Sustainability should be integrated in the business because this is where the issue and dilemmas have to be solved
Why water is the next net-zero environmental target

A dried cracked lake bed at Lake Oroville during a drought in Oroville, California, U.S., on Monday, Oct. 11, 2021.
David Paul Morris | Bloomberg | Getty Images


  • Net-zero pledges have become more common among companies and governments as concerns over climate change and the planet’s environment continue to grow.
  • While much of that has focused around curbing greenhouse gas emissions, there is a wave of net-zero pledges that focus on water.
  • The UN, whose COP26 climate conference takes place this week, is predicting that there will be a 40% shortfall in freshwater resources by 2030.
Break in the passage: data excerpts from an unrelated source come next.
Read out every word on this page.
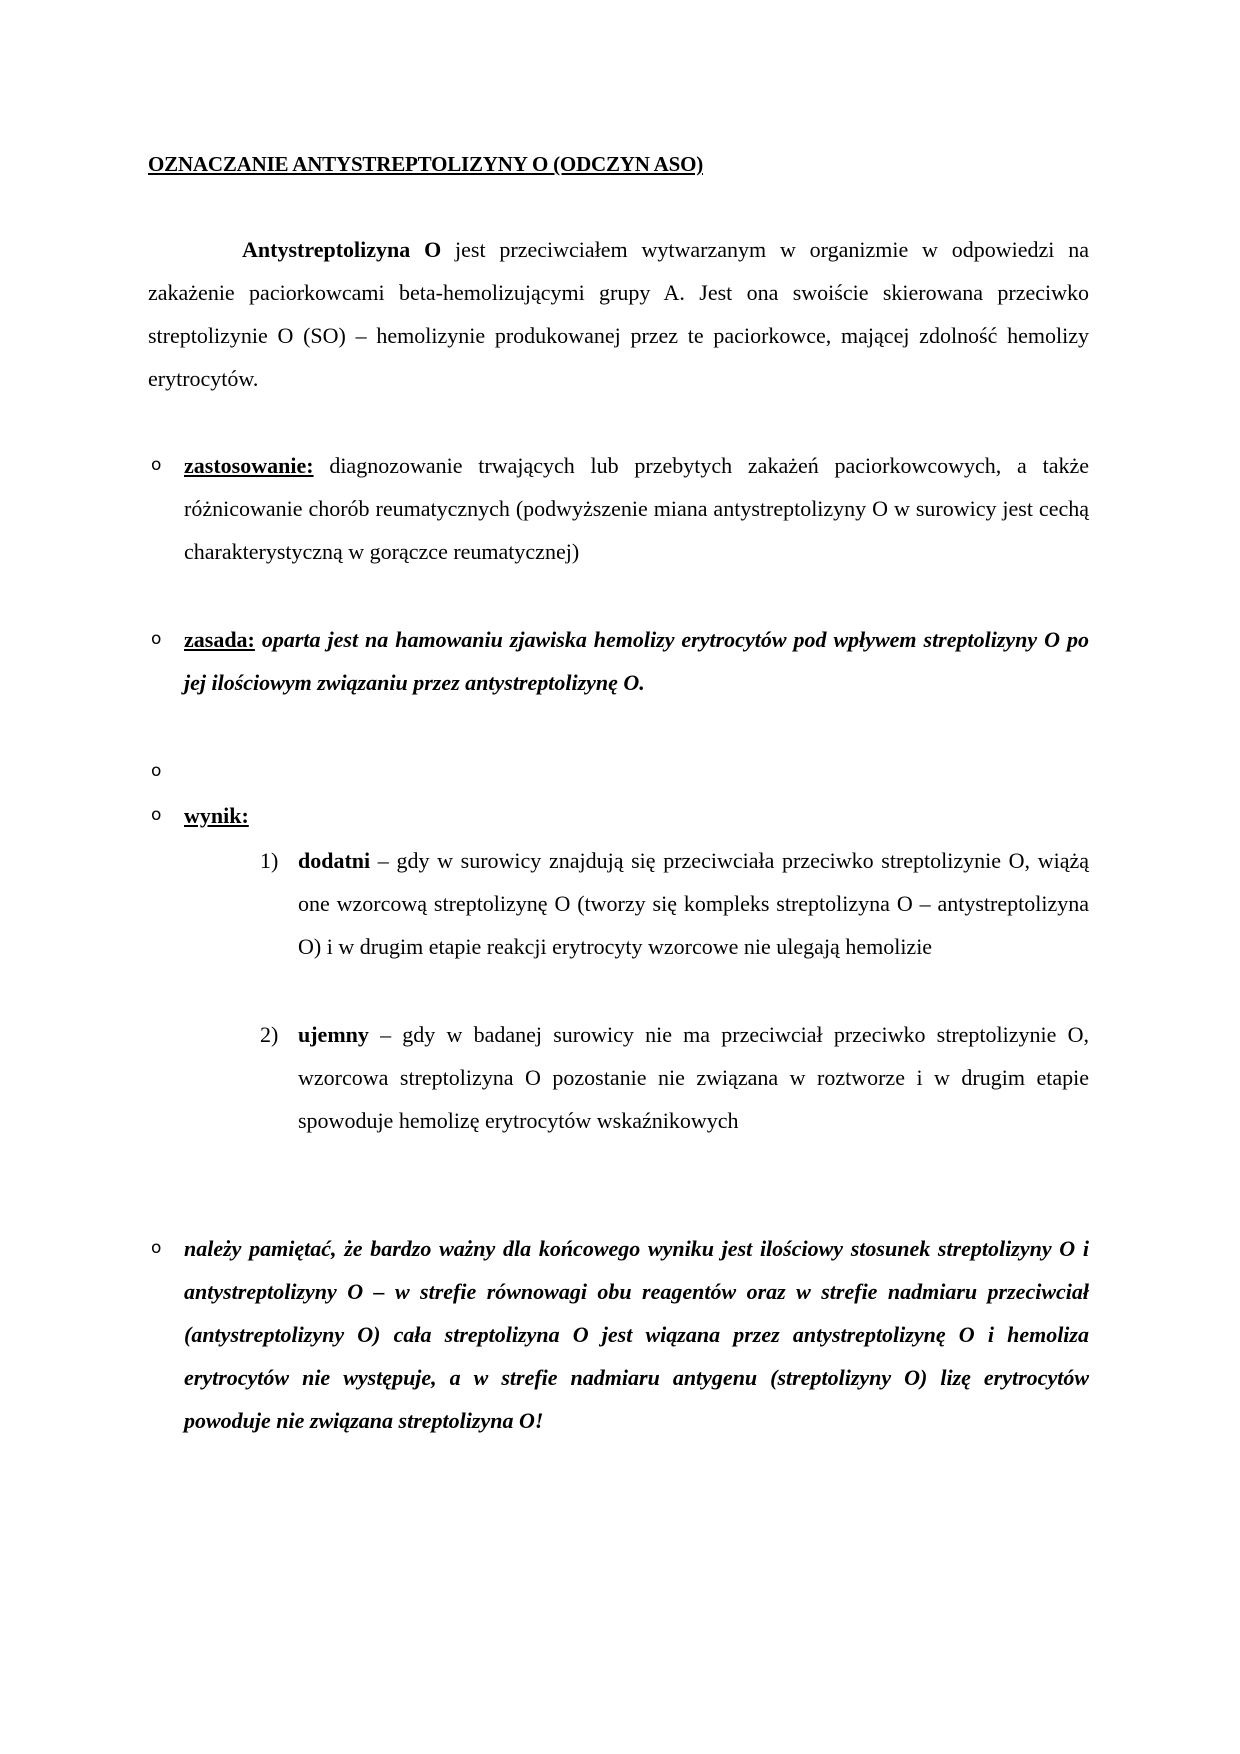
OZNACZANIE ANTYSTREPTOLIZYNY O (ODCZYN ASO)
Antystreptolizyna O jest przeciwciałem wytwarzanym w organizmie w odpowiedzi na zakażenie paciorkowcami beta-hemolizującymi grupy A. Jest ona swoiście skierowana przeciwko streptolizynie O (SO) – hemolizynie produkowanej przez te paciorkowce, mającej zdolność hemolizy erytrocytów.
o zastosowanie: diagnozowanie trwających lub przebytych zakażeń paciorkowcowych, a także różnicowanie chorób reumatycznych (podwyższenie miana antystreptolizyny O w surowicy jest cechą charakterystyczną w gorączce reumatycznej)
o zasada: oparta jest na hamowaniu zjawiska hemolizy erytrocytów pod wpływem streptolizyny O po jej ilościowym związaniu przez antystreptolizynę O.
o

o wynik:
1) dodatni – gdy w surowicy znajdują się przeciwciała przeciwko streptolizynie O, wiążą one wzorcową streptolizynę O (tworzy się kompleks streptolizyna O – antystreptolizyna O) i w drugim etapie reakcji erytrocyty wzorcowe nie ulegają hemolizie
2) ujemny – gdy w badanej surowicy nie ma przeciwciał przeciwko streptolizynie O, wzorcowa streptolizyna O pozostanie nie związana w roztworze i w drugim etapie spowoduje hemolizę erytrocytów wskaźnikowych
o należy pamiętać, że bardzo ważny dla końcowego wyniku jest ilościowy stosunek streptolizyny O i antystreptolizyny O – w strefie równowagi obu reagentów oraz w strefie nadmiaru przeciwciał (antystreptolizyny O) cała streptolizyna O jest wiązana przez antystreptolizynę O i hemoliza erytrocytów nie występuje, a w strefie nadmiaru antygenu (streptolizyny O) lizę erytrocytów powoduje nie związana streptolizyna O!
To date, the discussion around companies and governments moving to net-zero has mostly centered on greenhouse gas emissions goals. Also known as carbon neutrality, it requires entities to remove as much carbon dioxide and other greenhouse gases from the atmosphere as they release into it through efforts like restoring forests, using carbon capture technologies, or buying carbon offsets.

At the UN Climate Change Conference, also known as COP26 and which begins today, the topic of how world leaders plan to reduce emissions and meet the goals set by the 2015 Paris Agreement to reach net-zero emissions by 2050 will be front and center.

But there is another environmental pledge that several companies are now taking, focused on water.

Often called “water positive,” it centers on making water-intensive processes more efficient and putting more water back into a geographic area where a company operates than it takes out, something that is becoming more of a focus as water crises like shortages, overuse, and droughts impact areas across the globe, including across the western United States. The UN is currently predicting a 40% shortfall in freshwater resources by 2030.

That has led companies from BP to Facebook to Gap to all make pledges to replenish more water than used in their direct operations in the coming years. Water conservation is also a focus for a new color-dyeing process created by Ralph Lauren and Dow for a fabric-dyeing industry that uses trillions of gallons of water a year.

PepsiCo announced a plan in August that includes replenishing more than 100% of water used at all high-water-risk sites by 2030, while also reducing water use by 50%.

“The goal is really twofold,” Jim Andrew, PepsiCo chief sustainability officer, said at CNBC’s ESG Impact summit on Thursday. “We’re looking at the entire value chain. It’s really about how do we reduce across the whole system, the absolute amount of water that’s used. Everywhere in that chain. And then second, how do we replenish more than we end up using?”

Pepsi’s plan would cover more than 1,000 company-owned and third-party facilities globally, and Andrew said its partners “understand the business case and the imperative.”

For example, Pepsi’s Mexican brand Sabrita worked with a franchise bottler to take processing water used in ingredient processing and treat it so it became drinkable and then used it in a different food plant to wash potatoes. Andrew said that was able to reduce freshwater demand by 50%.

“This is the kind of example where we can work as a system; we can collaborate and we’re looking to replicate that in as many places as we can.”

Reducing water usage from production to customers

Some company efforts to reduce water usage are trying to get customers involved as well.

Verginie Helias, Procter & Gamble chief sustainability officer, said that while the company has committed to having net-zero emissions by 2040, it is also working on “a reduction through our downstream usage ­ — that’s basically our customers.”

“We touch five million people around the world every day through our brands, and 80% of P&G’s total footprint is basically in the use case,” she said. “That means basically when people use heated water to shave, to do their laundry, wash their hair, do their dishes and clean the floor — we can enable them to reduce their own emission through innovation.”

Helias pointed to the 50L Home platform, a coalition of companies coordinated by groups including the World Economic Forum and the World Business Council for Sustainable Development looking to encourage water and energy efficiency in households. The coalition’s name is a reference to reducing daily water use per person to 50 liters; in Europe that average currently stands at around 150 liters per person with other countries vastly outpacing that, she said.

Ikea joined the platform in August, noting that to reach its goal of being water positive by 2030 it would need to work with its customers. Fifteen percent of the company’s total water footprint comes from the water that runs through the taps and showers the company sells each year, it said in a statement.

That will require Ikea to work with other companies involved in the 50L Home Coalition such as P&G and Kohler to work together to find water-saving solutions. It is also developing a water-positive home offer, which would include water-efficient taps, showers, and dishwashers.

“Sustainability should be integrated in the business because this is where the issue and dilemmas have to be solved,” said Juvencio Maeztu, group CFO & deputy CEO of Ikea parent company Ingka.